PİR SAFA

Pir Safa türbesi Kürçü hanı önünden Türk tepeye çıkan yolun sol tarafında aynı adla anılan mevkidedir. Rıfai şıklarından meşhur Kamacı Hacı Mehmet babanın oğlu Baki Kamacı baba türbe ve civarını satın alarak bir tarafında oturmakta, asıl türbe de bir tarafında kapalı ve harap bir vaziyette durmaktadır. Ziyaetlere kapalıdır.

Türbe yer seviyesinden aşağıdadır. Beş basım merdivenle inilir. Üzeri kap çatılıdır. Çok eski bir bina olduğu her hali ile bellidir. Mezarın bulunduğu mahalde parmaklık halinde eski bir sanduka vardır. Sanduka ve duvarları, tavanı dikkatle gözden geçirdim. Hiç bir yazı sayı ve işaret yoktur.
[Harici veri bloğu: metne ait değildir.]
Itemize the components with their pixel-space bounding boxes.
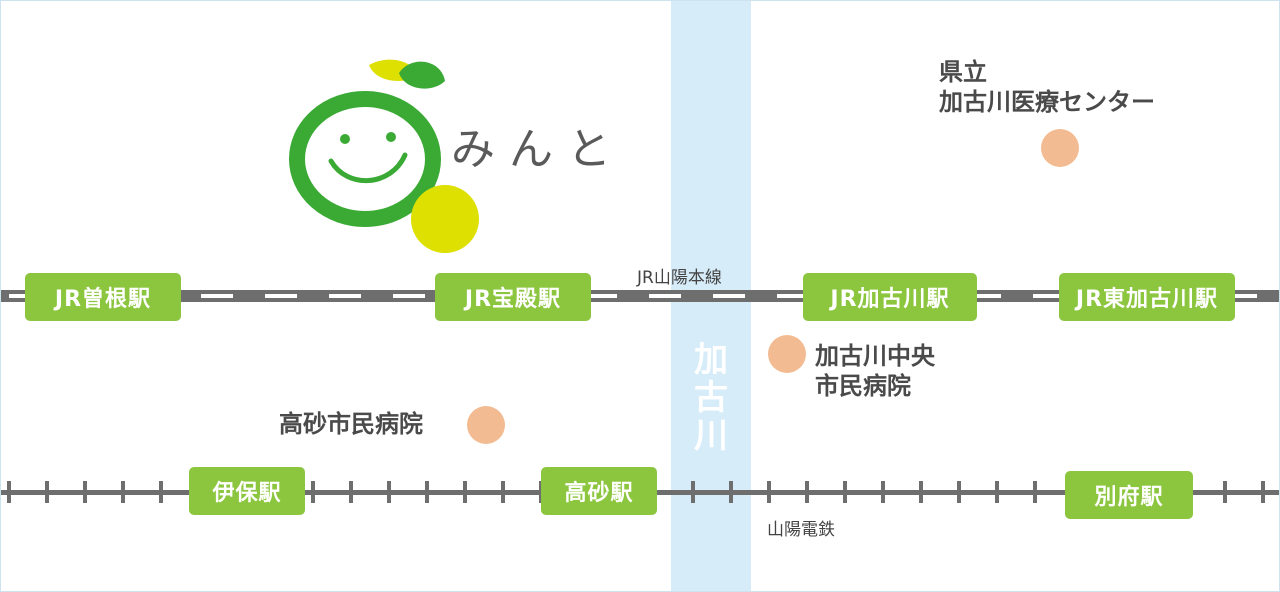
sanyo-line-tick bbox=[425, 481, 429, 503]
sanyo-line-tick bbox=[691, 481, 695, 503]
sanyo-line-tick bbox=[805, 481, 809, 503]
sanyo-line-tick bbox=[1033, 481, 1037, 503]
sanyo-line-tick bbox=[45, 481, 49, 503]
logo-smile-icon bbox=[328, 152, 408, 184]
river-label-char-2: 古 bbox=[694, 378, 728, 418]
sanyo-line-tick bbox=[881, 481, 885, 503]
hospital-kakogawa-central-label: 加古川中央 市民病院 bbox=[815, 341, 935, 401]
logo-eye-right-icon bbox=[386, 132, 396, 142]
hospital-kakogawa-central-line1: 加古川中央 bbox=[815, 342, 935, 370]
hospital-takasago-label: 高砂市民病院 bbox=[279, 410, 423, 438]
hospital-prefectural-line1: 県立 bbox=[939, 58, 987, 86]
logo-leaf-green-icon bbox=[399, 61, 445, 89]
minto-logo bbox=[289, 59, 479, 253]
sanyo-line-tick bbox=[843, 481, 847, 503]
sanyo-line-tick bbox=[729, 481, 733, 503]
sanyo-line-tick bbox=[121, 481, 125, 503]
hospital-kakogawa-central-marker bbox=[768, 335, 806, 373]
river-label-char-1: 加 bbox=[694, 340, 728, 380]
sanyo-line-tick bbox=[957, 481, 961, 503]
sanyo-line-tick bbox=[7, 481, 11, 503]
sanyo-line-tick bbox=[349, 481, 353, 503]
station-jr-sone: JR曽根駅 bbox=[25, 273, 181, 321]
jr-line-label: JR山陽本線 bbox=[637, 268, 722, 288]
hospital-takasago-marker bbox=[467, 406, 505, 444]
logo-text: みんと bbox=[451, 124, 625, 175]
sanyo-line-tick bbox=[463, 481, 467, 503]
sanyo-line-tick bbox=[311, 481, 315, 503]
logo-eye-left-icon bbox=[340, 134, 350, 144]
sanyo-line-tick bbox=[995, 481, 999, 503]
river-label-char-3: 川 bbox=[694, 416, 728, 456]
station-jr-hoden: JR宝殿駅 bbox=[435, 273, 591, 321]
river-label: 加 古 川 bbox=[687, 341, 735, 455]
hospital-prefectural-label: 県立 加古川医療センター bbox=[939, 57, 1155, 117]
station-jr-higashikakogawa: JR東加古川駅 bbox=[1059, 273, 1235, 321]
sanyo-line-tick bbox=[1223, 481, 1227, 503]
station-takasago: 高砂駅 bbox=[541, 467, 657, 515]
sanyo-line-label: 山陽電鉄 bbox=[767, 520, 835, 540]
sanyo-line-tick bbox=[501, 481, 505, 503]
station-befu: 別府駅 bbox=[1065, 471, 1193, 519]
sanyo-line-tick bbox=[387, 481, 391, 503]
sanyo-line-tick bbox=[767, 481, 771, 503]
sanyo-line-tick bbox=[919, 481, 923, 503]
hospital-prefectural-marker bbox=[1041, 129, 1079, 167]
logo-face-icon bbox=[289, 91, 441, 227]
sanyo-line-tick bbox=[159, 481, 163, 503]
sanyo-line-tick bbox=[83, 481, 87, 503]
sanyo-line-tick bbox=[1261, 481, 1265, 503]
logo-fruit-icon bbox=[411, 185, 479, 253]
station-jr-kakogawa: JR加古川駅 bbox=[803, 273, 977, 321]
hospital-prefectural-line2: 加古川医療センター bbox=[939, 88, 1155, 116]
station-iho: 伊保駅 bbox=[189, 467, 305, 515]
hospital-kakogawa-central-line2: 市民病院 bbox=[815, 372, 911, 400]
Bura adını veren Pir Safa kimdir? Bu hususta iki söylenti vardır. Birincisi halen Tekke Camii imamı şair Ali hoca (Erhan)’ın rivayetidir. Buna göre Pir Safa aynı yerde türbesi olan Yuşa Peygamberin türbedarıdır. Ölümünden sonra buraya gömülmüştür.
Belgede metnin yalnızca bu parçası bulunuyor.